Justice Antonin Scalia, as we all know, was very much against the Supreme Court's June decision on marriage equality. His scathing dissent was a veritable cornucopia of sarcasm, bewilderment and ire. But even he would agree that Religious Right poster girl Kim Davis should either do the job she is paid by the taxpayers to do or find another position that better fits her version of morality.
From The Washington Post:
"Now Scalia has not, to my knowledge, said anything directly about Davis’s actions, but he has addressed the question of what public officials should do when their official obligations conflict with their religious conscience. Writing in 'First Things' in 2002, Scalia explained that if he were to conclude that the death penalty is fundamentally immoral, he should no longer serve on the bench.

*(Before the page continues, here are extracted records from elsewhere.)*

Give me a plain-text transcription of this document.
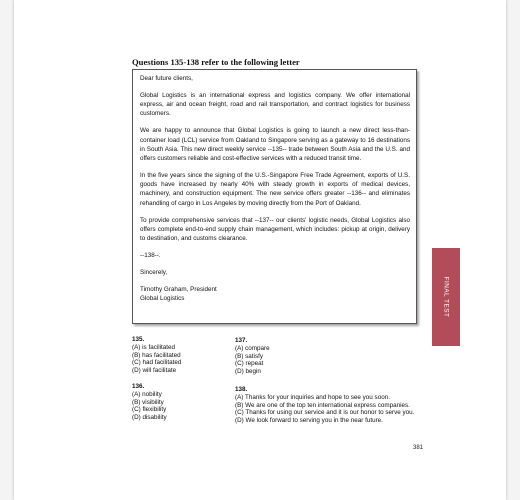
Questions 135-138 refer to the following letter

Dear future clients,

Global Logistics is an international express and logistics company. We offer international express, air and ocean freight, road and rail transportation, and contract logistics for business customers.

We are happy to announce that Global Logistics is going to launch a new direct less-than-container load (LCL) service from Oakland to Singapore serving as a gateway to 16 destinations in South Asia. This new direct weekly service --135-- trade between South Asia and the U.S. and offers customers reliable and cost-effective services with a reduced transit time.

In the five years since the signing of the U.S.-Singapore Free Trade Agreement, exports of U.S. goods have increased by nearly 40% with steady growth in exports of medical devices, machinery, and construction equipment. The new service offers greater --136-- and eliminates rehandling of cargo in Los Angeles by moving directly from the Port of Oakland.

To provide comprehensive services that --137-- our clients' logistic needs, Global Logistics also offers complete end-to-end supply chain management, which includes: pickup at origin, delivery to destination, and customs clearance.

--138--.

Sincerely,

Timothy Graham, President

Global Logistics

135.
(A) is facilitated
(B) has facilitated
(C) had facilitated
(D) will facilitate
136.
(A) nobility
(B) visibility
(C) flexibility
(D) disability
137.
(A) compare
(B) satisfy
(C) repeat
(D) begin
138.
(A) Thanks for your inquiries and hope to see you soon.
(B) We are one of the top ten international express companies.
(C) Thanks for using our service and it is our honor to serve you.
(D) We look forward to serving you in the near future.
FINAL TEST
381
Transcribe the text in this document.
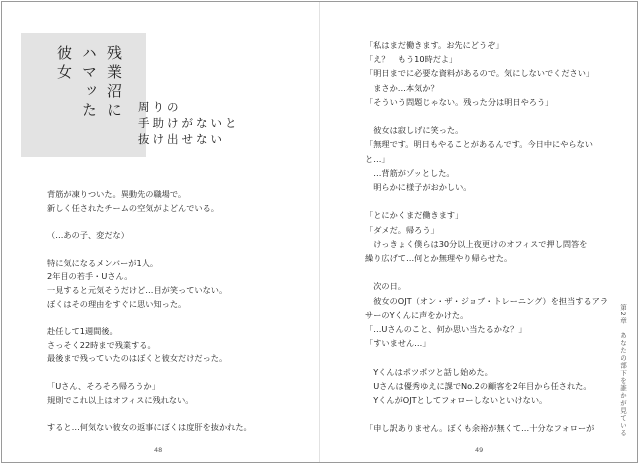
残業沼に
ハマッた
彼女
周りの
手助けがないと
抜け出せない
背筋が凍りついた。異動先の職場で。
新しく任されたチームの空気がよどんでいる。
（…あの子、変だな）
特に気になるメンバーが1人。
2年目の若手・Uさん。
一見すると元気そうだけど…目が笑っていない。
ぼくはその理由をすぐに思い知った。
赴任して1週間後。
さっそく22時まで残業する。
最後まで残っていたのはぼくと彼女だけだった。
「Uさん、そろそろ帰ろうか」
規則でこれ以上はオフィスに残れない。
すると…何気ない彼女の返事にぼくは度肝を抜かれた。
48
「私はまだ働きます。お先にどうぞ」
「え？　もう10時だよ」
「明日までに必要な資料があるので。気にしないでください」
　まさか…本気か？
「そういう問題じゃない。残った分は明日やろう」
　彼女は寂しげに笑った。
「無理です。明日もやることがあるんです。今日中にやらない
と…」
　…背筋がゾッとした。
　明らかに様子がおかしい。
「とにかくまだ働きます」
「ダメだ。帰ろう」
　けっきょく僕らは30分以上夜更けのオフィスで押し問答を
繰り広げて…何とか無理やり帰らせた。
　次の日。
　彼女のOJT（オン・ザ・ジョブ・トレーニング）を担当するアラ
サーのYくんに声をかけた。
「…Uさんのこと、何か思い当たるかな？」
「すいません…」
　Yくんはポツポツと話し始めた。
　Uさんは優秀ゆえに課でNo.2の顧客を2年目から任された。
　YくんがOJTとしてフォローしないといけない。
「申し訳ありません。ぼくも余裕が無くて…十分なフォローが
49
第2章　あなたの部下を誰かが見ている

[W]hile my views on the morality of the death penalty have nothing to do with how I vote as a judge, they have a lot to do with whether I can or should be a judge at all. To put the point in the blunt terms employed by Justice Harold Blackmun towards the end of his career on the bench, when he announced that he would henceforth vote (as Justices William Brennan and Thurgood Marshall had previously done) to overturn all death sentences, when I sit on a Court that reviews and affirms capital convictions, I am part of “the machinery of death.” My vote, when joined with at least four others, is, in most cases, the last step that permits an execution to proceed. I could not take part in that process if I believed what was being done to be immoral. . . .
[I]n my view the choice for the judge who believes the death penalty to be immoral is resignation, rather than simply ignoring duly enacted, constitutional laws and sabotaging death penalty cases. He has, after all, taken an oath to apply the laws and has been given no power to supplant them with rules of his own. Of course if he feels strongly enough he can go beyond mere resignation and lead a political campaign to abolish the death penalty”and if that fails, lead a revolution. But rewrite the laws he cannot do.
Davis is in a similar position. Her official position obligates her to take part in the state’s licensing and recognition of marriages. Insofar as the state’s definition of an acceptable marriage differs from her own, Davis is obligated to follow the state’s rule so long as she maintains her current office."
Kim Davis, yesterday you proclaimed that you would only answer to "God's authority". As a private citizen, that's fine. When you're beholden to the public for your position, however, your duty is to serve the state. That's why it's called being a public servant. If you're only interested in being God's servant, get a job at a church and let the taxpayers of Rowan County be served by someone else.